The term reverse osmosis refers to a method or system of water purification. When in use, reverse osmosis forces water that has a higher concentration of contaminants, known as the source water, into a tank that contains water with a very low level of contaminants, known as the processed water. High water pressure on the source water side reverses the natural osmotic process, essentially allowing pure water to pass through while holding back contaminants. A semi-permeable membrane is used to separate the different concentrations of water, separating undesirable contaminants from pure water. The key element in the reverse osmosis process that distinguishes it from regular osmosis is the water being placed under pressure while it's on one side of the membrane. Initially, pig bladders were used as the semi-permeable membrane in the process, but as time and technologies advanced, more effective synthetic substances were developed that reject contaminants completely.

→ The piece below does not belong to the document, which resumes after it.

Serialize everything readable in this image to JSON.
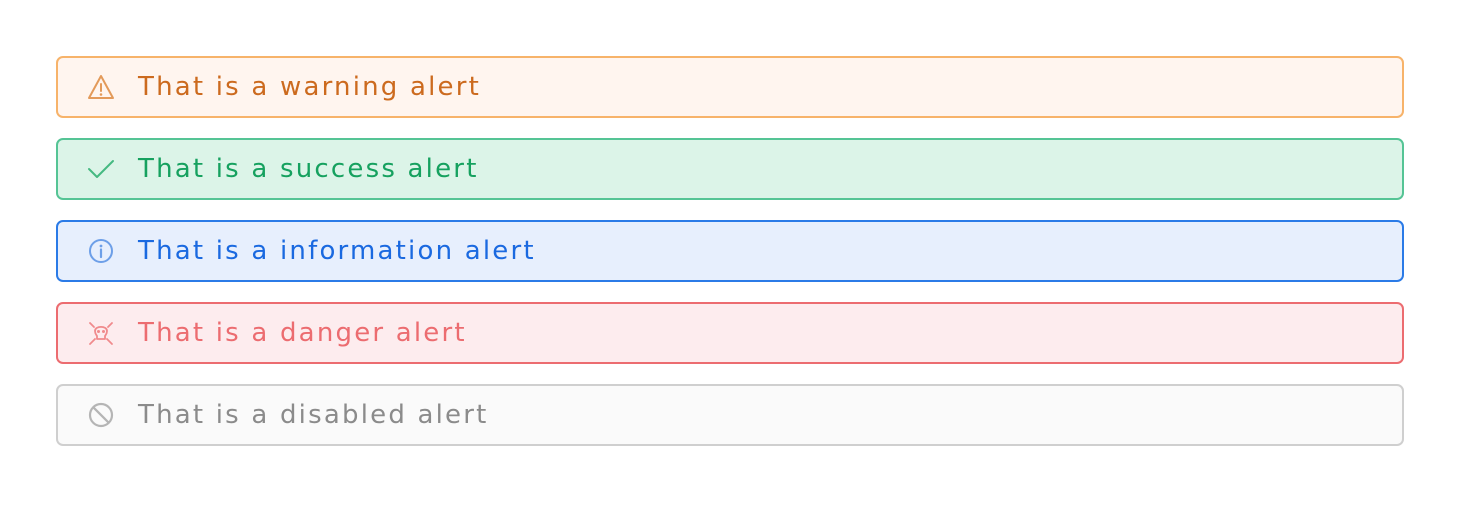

Reverse osmosis is used in several different water products, in virtually any situation where pure water is needed. Drinking water is the obvious application for reverse osmosis, but many other industries require the water they use to be free and clear of contaminants, as well. Some of these industries include humidification, ice making, laboratory applications, photography, kidney dialysis, pharmaceutical production, cosmetics, animal feed and wastewater treatment. Reverse osmosis is available in large, commercial water purification systems and smaller systems you might use in your own kitchen. The process of reverse osmosis is also very beneficial in areas of the world where clean drinking water is at a premium and diseases are common.
A quality reverse osmosis system is able to remove large amounts of inorganic chemicals from water, including salts, minerals and metals. Microorganisms like cryptosporidium and giardia can be excluded, as can most inorganic contaminants. Some of the metals and minerals that reverse osmosis successfully treats include arsenic, aluminum, cadmium, barium, chloride, chromium, magnesium, fluoride, copper, lead, iron, nitrate, magnesium, selenium, silver and zinc. With all of the proper elements in place, reverse osmosis will reject bacteria, salts, sugars, heavy metals, dyes, proteins, chlorine and all of their related by-products. The bigger the particle, and the bigger the charge in each dissolved ion, the greater the chance it will be rejected by the reverse osmosis process.
In typical North American households, chlorine and fluoride are two elements of the municipal drinking water that many people want removed. Setting up a reverse osmosis system in the kitchen or some other part of the house helps ensure your drinking water will be free from chlorine and fluoride. This saves you money in the long run because you can stop buying bottled water, and just drink freely what flows from your taps.